Actor Rainn Wilson (Dwight from The Office) gave the commencement speech this year at a local university. Among other pearls of wisdom, he told the graduates that rather than becoming self-centered, they should become “other-centered.” Serving others, even in small ways, will kindle more happiness than turning to self-indulgent vices like shopping, partying, or gaming. He said:

“Basically, everything the world is telling you about finding joy is wrong. Buying stuff, gaining social status, looking sexy, seeking distraction, partying, and doing all the stuff the cool kids are doing on Instagram and on TV ads and in music videos actually takes us further away from bliss. Don’t buy it for a second . . . I implore you to walk out of this ceremony with a decision for this next chapter of your lives to move toward being other-centered instead of self-centered.”

If you want to be happy, quit looking for happiness. Look for purpose instead. Try to figure out how you can help others. Sure, take the time to relax, smell the flowers, and do lots of fun things. But don't expect that to be the source of never-ending happiness in your life. If you find yourself feeling unhappy, go find someone else to make happy and you'll likely find that you become happy in the process.

More information here:

The Happiness Index: Mine Required My Own Version of Retirement

Leaving Dentistry and Finding Happiness

 

#2 Lower Your Expectations

The source of a great deal of unhappiness in our lives is simply that our expectations are way too high. It's like being on a plane. People get upset that the WiFi on the plane is down, forgetting that they're in a chair, flying through the sky at 500 mph. Instead of being grateful that we don't have to drive for four days or take a boat for a week, we complain about turbulence and the guy in front of us with the stinky feet. Lower your expectations, and you'll be happier.
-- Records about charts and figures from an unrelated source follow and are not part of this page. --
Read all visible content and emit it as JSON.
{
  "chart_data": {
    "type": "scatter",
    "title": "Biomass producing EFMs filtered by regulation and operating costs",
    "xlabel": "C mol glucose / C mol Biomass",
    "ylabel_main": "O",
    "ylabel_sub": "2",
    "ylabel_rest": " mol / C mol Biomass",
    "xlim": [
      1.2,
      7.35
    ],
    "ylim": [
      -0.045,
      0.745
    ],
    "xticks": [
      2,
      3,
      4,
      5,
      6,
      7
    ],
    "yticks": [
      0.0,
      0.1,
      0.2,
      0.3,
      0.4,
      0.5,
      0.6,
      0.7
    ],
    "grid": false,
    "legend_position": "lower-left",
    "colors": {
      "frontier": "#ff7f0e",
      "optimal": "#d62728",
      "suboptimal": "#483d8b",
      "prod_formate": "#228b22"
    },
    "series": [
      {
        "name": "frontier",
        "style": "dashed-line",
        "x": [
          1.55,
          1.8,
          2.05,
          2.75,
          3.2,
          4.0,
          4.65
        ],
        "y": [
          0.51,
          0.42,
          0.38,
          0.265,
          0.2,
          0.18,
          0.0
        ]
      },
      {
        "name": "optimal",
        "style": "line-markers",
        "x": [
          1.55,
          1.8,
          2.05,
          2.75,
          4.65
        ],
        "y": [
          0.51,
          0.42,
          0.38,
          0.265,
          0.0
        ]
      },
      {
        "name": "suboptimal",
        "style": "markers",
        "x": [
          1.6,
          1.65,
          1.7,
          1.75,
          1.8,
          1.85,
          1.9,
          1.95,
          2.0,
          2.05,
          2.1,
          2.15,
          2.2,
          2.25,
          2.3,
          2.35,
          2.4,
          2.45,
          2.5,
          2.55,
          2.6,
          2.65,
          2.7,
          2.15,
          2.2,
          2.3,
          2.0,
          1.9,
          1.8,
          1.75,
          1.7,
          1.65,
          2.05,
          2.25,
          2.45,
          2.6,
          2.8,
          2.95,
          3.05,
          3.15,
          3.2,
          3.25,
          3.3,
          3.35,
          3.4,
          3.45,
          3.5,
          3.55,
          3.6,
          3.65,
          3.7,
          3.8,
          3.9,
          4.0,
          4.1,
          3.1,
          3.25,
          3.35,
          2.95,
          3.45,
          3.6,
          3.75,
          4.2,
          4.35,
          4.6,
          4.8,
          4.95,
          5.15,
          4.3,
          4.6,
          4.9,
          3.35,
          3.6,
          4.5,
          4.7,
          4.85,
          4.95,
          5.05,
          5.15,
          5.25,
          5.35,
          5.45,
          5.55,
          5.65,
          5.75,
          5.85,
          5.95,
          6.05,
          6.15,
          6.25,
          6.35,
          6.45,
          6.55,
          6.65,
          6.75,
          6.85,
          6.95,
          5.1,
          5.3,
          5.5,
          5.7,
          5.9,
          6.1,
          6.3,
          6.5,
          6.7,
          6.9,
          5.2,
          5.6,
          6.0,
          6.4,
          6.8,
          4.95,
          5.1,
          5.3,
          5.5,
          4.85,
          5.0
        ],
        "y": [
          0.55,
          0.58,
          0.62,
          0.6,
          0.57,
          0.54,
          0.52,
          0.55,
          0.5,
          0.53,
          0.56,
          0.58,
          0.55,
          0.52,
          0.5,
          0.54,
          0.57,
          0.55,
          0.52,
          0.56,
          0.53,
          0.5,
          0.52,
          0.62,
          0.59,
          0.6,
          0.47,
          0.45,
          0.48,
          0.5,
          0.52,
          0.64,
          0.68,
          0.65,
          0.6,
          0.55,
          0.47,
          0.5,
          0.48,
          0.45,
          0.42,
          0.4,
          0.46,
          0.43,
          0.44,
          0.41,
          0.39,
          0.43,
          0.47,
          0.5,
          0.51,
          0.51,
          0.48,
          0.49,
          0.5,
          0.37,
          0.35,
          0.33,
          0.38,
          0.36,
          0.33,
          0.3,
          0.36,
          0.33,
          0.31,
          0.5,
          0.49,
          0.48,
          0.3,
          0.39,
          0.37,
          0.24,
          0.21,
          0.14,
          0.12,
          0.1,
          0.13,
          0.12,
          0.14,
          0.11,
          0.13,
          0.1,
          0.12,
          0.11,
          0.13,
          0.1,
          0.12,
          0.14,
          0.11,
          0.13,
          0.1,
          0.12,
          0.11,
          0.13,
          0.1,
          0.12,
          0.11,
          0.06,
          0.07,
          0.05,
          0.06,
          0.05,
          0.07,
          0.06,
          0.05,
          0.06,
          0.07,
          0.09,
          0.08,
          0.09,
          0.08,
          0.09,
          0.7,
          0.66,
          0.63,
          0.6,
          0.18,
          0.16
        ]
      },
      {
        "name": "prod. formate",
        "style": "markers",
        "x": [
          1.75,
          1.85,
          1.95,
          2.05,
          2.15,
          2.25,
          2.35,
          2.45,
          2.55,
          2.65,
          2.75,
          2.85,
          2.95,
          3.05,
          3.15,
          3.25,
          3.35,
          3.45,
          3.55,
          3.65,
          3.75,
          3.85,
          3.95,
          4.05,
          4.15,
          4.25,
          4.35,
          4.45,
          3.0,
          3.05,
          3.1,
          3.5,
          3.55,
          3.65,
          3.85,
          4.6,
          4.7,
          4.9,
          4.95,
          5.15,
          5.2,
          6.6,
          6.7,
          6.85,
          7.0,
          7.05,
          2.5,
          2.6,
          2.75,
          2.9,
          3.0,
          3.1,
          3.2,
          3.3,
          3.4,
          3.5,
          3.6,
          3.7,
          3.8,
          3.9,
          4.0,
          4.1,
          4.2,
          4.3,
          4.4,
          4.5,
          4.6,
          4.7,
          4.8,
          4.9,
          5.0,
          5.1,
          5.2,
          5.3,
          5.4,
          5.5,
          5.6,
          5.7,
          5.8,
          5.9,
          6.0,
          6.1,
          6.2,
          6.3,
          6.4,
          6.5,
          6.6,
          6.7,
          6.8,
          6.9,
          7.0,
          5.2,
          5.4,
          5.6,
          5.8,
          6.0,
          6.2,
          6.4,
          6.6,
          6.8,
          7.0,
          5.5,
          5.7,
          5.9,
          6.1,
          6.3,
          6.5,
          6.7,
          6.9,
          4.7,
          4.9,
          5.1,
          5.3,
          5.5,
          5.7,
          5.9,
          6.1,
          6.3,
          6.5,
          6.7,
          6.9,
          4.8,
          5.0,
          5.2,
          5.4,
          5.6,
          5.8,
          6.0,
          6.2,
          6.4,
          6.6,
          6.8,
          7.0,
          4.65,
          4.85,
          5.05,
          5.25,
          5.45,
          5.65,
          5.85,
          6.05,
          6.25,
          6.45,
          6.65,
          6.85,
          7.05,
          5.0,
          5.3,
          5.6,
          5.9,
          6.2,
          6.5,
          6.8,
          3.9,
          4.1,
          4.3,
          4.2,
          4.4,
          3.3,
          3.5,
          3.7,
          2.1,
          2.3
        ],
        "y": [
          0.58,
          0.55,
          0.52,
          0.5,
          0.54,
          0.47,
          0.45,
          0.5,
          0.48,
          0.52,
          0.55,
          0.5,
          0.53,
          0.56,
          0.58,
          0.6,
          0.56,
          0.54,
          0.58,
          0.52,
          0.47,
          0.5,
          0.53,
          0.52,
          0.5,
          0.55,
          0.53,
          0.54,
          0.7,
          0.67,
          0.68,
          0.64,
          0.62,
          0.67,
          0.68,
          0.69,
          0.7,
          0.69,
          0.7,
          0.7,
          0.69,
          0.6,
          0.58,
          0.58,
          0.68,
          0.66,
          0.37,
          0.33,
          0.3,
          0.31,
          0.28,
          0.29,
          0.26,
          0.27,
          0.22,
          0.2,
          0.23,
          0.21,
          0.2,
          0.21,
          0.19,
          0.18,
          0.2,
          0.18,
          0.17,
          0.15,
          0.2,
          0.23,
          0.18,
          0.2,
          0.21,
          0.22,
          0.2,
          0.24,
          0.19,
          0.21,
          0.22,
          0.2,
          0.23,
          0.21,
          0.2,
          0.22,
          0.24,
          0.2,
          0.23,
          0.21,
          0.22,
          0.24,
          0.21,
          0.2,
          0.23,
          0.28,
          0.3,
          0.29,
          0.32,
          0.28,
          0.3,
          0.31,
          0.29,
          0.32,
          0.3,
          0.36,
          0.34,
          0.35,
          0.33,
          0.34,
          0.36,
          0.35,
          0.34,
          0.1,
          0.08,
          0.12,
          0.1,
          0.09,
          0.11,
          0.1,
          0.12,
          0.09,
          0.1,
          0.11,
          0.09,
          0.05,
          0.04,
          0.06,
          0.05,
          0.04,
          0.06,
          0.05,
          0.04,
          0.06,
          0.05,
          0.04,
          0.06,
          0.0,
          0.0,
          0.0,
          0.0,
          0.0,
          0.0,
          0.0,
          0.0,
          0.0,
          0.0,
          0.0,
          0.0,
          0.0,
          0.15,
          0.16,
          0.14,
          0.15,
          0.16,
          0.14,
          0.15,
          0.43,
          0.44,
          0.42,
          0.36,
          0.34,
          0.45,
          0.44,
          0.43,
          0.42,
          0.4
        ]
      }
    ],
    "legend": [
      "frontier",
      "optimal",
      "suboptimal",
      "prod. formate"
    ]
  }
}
I'm married to the best person I know. Seriously, Katie is an incredible person. Talented, compassionate, and intelligent, and I'm madly attracted to her. Is she perfect? Of course not, and I'm sure if I really thought about it, I could tell you about all the ways in which she is not. But will that make me happier to do so? No way. As minister Jenkin Lloyd Jones once said,

“Anyone who imagines that bliss is normal is going to waste a lot of time running around shouting that he has been robbed. The fact is that most putts don’t drop, most beef is tough, most children grow up to be just like people, most successful marriages require a high degree of mutual toleration, and most jobs are more often dull than otherwise.”

Lower your expectations, and you'll be happier. I do it all the time for patients in the emergency department, and it works.
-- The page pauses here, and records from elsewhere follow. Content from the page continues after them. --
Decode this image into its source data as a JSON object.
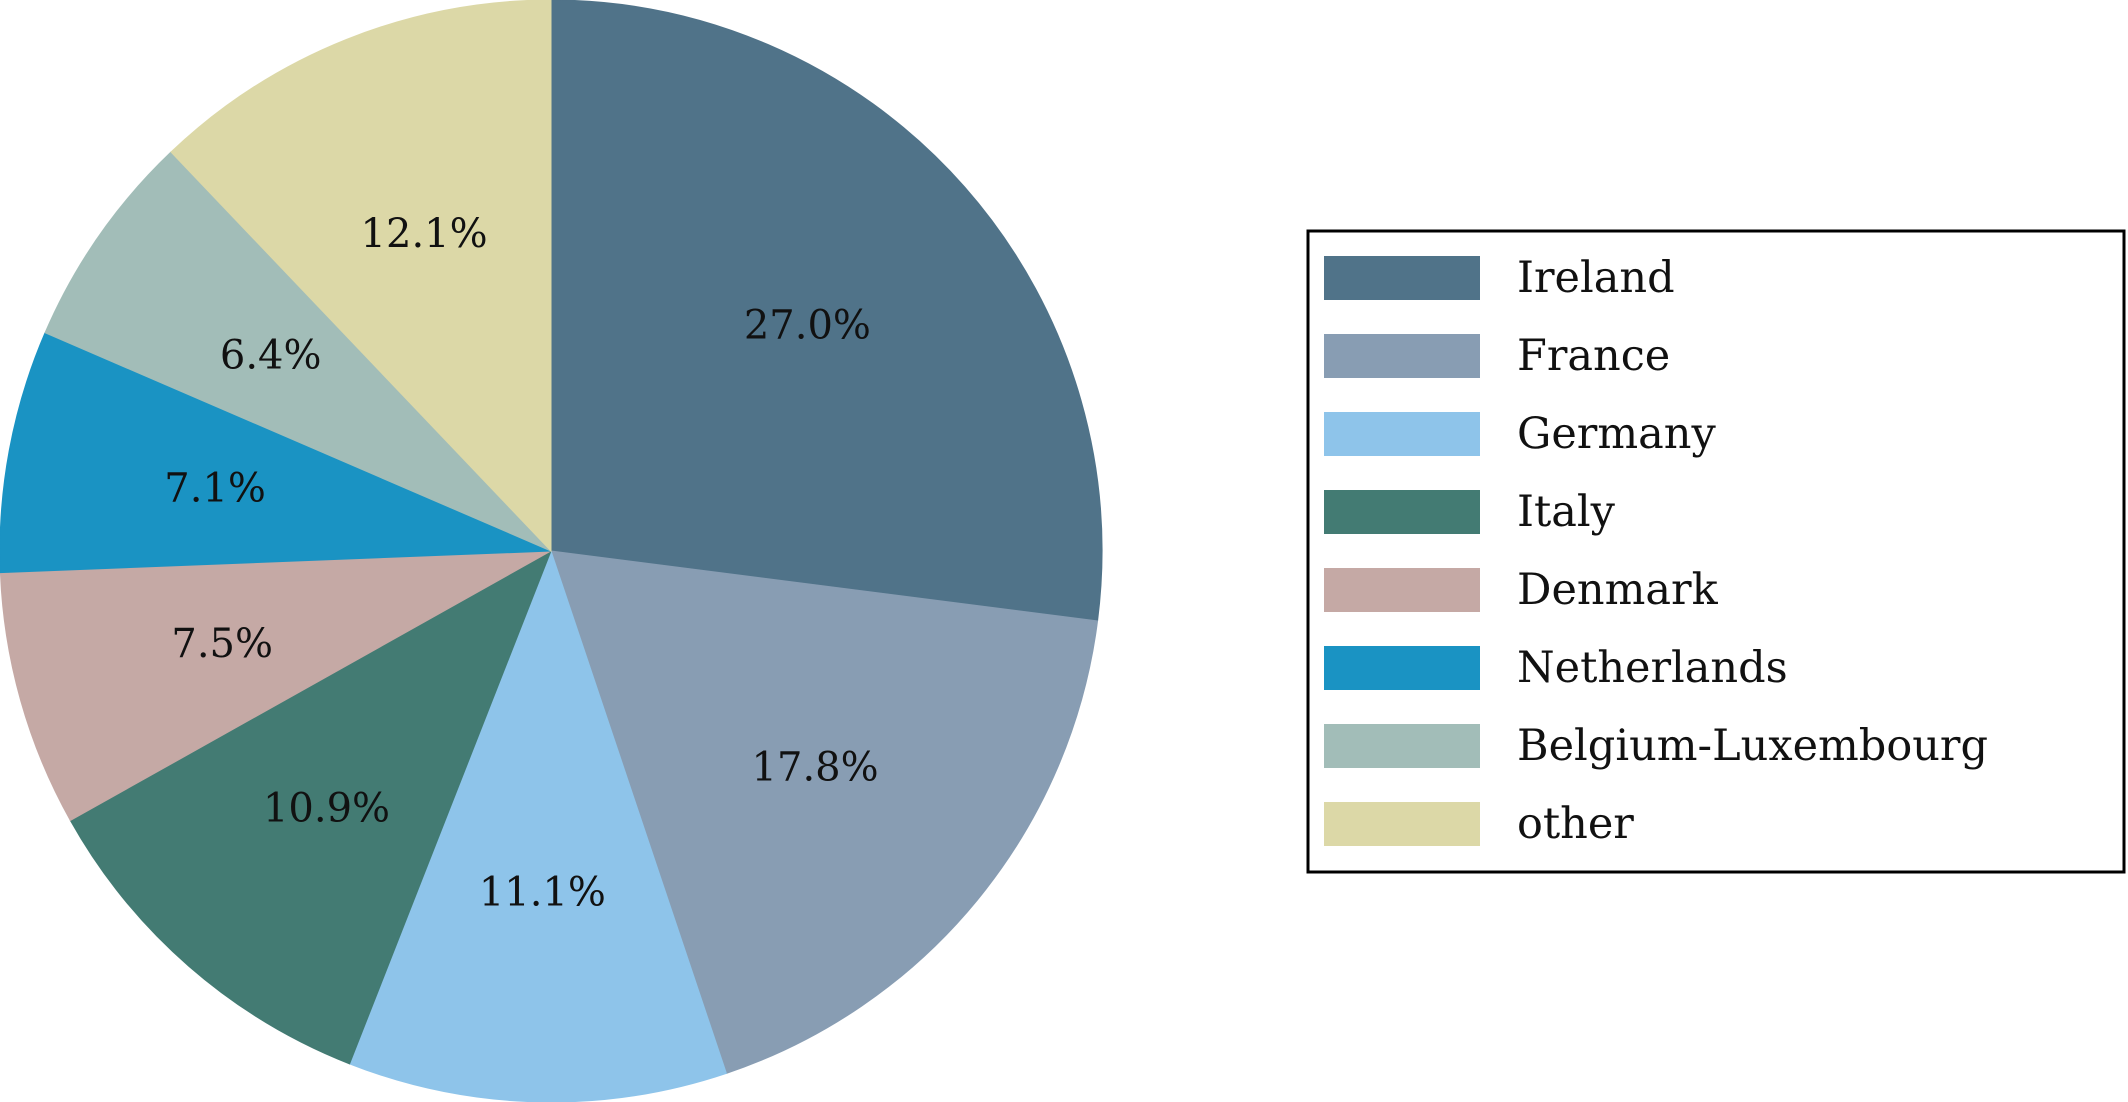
{
  "chart_data": {
    "type": "pie",
    "title": "",
    "start_angle_deg": 0,
    "direction": "clockwise",
    "legend_position": "right",
    "slices": [
      {
        "label": "Ireland",
        "value": 27.0,
        "display": "27.0%",
        "color": "#507389"
      },
      {
        "label": "France",
        "value": 17.8,
        "display": "17.8%",
        "color": "#889db3"
      },
      {
        "label": "Germany",
        "value": 11.1,
        "display": "11.1%",
        "color": "#8ec4ea"
      },
      {
        "label": "Italy",
        "value": 10.9,
        "display": "10.9%",
        "color": "#437b73"
      },
      {
        "label": "Denmark",
        "value": 7.5,
        "display": "7.5%",
        "color": "#c5a9a5"
      },
      {
        "label": "Netherlands",
        "value": 7.1,
        "display": "7.1%",
        "color": "#1a93c3"
      },
      {
        "label": "Belgium-Luxembourg",
        "value": 6.4,
        "display": "6.4%",
        "color": "#a2bdb8"
      },
      {
        "label": "other",
        "value": 12.1,
        "display": "12.1%",
        "color": "#dcd8a7"
      }
    ]
  }
}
“This workup is probably going to take about four hours, and although we might not be able to come up with a diagnosis for your pelvic pain, we'll treat your pain in the safest way possible and make sure whatever is causing it will not kill you.”

With that introduction, they're thrilled to get out of there in two hours with a negative workup, a shot of Toradol, and a referral to GYN. Lower your own expectations of what you're going to get out of life and then be pleasantly surprised.
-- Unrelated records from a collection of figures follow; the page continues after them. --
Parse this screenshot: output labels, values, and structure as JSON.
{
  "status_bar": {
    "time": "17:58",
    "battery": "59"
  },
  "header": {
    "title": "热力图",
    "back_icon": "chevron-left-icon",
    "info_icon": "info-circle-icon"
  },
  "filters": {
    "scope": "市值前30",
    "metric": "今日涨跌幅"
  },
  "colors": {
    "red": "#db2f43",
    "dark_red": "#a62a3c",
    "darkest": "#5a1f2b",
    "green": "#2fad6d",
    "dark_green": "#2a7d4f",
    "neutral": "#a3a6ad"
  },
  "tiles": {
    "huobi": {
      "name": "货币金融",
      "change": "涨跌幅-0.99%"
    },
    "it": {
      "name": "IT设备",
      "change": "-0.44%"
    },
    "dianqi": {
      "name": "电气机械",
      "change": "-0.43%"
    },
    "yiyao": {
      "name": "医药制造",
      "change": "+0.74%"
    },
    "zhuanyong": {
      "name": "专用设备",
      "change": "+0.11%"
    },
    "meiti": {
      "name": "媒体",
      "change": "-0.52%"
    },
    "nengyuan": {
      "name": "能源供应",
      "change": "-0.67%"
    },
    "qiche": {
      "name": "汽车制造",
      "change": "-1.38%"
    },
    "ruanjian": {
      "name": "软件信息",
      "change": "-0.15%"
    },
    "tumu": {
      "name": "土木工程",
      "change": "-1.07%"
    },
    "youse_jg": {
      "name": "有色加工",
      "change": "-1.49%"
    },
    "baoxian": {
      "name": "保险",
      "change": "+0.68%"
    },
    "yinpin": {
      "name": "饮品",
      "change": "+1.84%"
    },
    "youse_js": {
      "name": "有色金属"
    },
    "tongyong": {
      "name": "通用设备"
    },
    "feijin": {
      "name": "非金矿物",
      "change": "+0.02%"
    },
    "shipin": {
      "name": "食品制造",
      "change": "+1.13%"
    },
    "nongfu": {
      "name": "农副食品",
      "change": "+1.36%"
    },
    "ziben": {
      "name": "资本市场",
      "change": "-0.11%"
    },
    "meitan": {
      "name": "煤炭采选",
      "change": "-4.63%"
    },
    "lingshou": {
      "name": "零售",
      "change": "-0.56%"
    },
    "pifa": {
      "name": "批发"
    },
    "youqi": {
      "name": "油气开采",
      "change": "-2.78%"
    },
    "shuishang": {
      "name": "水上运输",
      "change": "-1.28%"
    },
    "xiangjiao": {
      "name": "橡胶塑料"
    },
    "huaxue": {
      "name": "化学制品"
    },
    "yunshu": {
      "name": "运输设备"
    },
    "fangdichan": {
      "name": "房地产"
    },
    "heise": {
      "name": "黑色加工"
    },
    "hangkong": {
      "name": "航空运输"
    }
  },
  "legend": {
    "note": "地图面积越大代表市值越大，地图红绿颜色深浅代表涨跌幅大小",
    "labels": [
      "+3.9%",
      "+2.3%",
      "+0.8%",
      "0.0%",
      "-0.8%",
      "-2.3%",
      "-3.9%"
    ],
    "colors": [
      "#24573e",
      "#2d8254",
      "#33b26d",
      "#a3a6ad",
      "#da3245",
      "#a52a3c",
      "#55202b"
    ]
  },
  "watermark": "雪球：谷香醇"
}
You deserve to be happy. Try to set up your ideal life with the proper amount of purposeful work, relaxation, and fun. Spend your money preferentially on that which brings you happiness. But if you want to be truly happy long-term, focus on others and lower your expectations.

What do you think? What would you say in a commencement speech to help graduates find happiness in their lives? Why is it that focusing too much on our own happiness can make us so unhappy?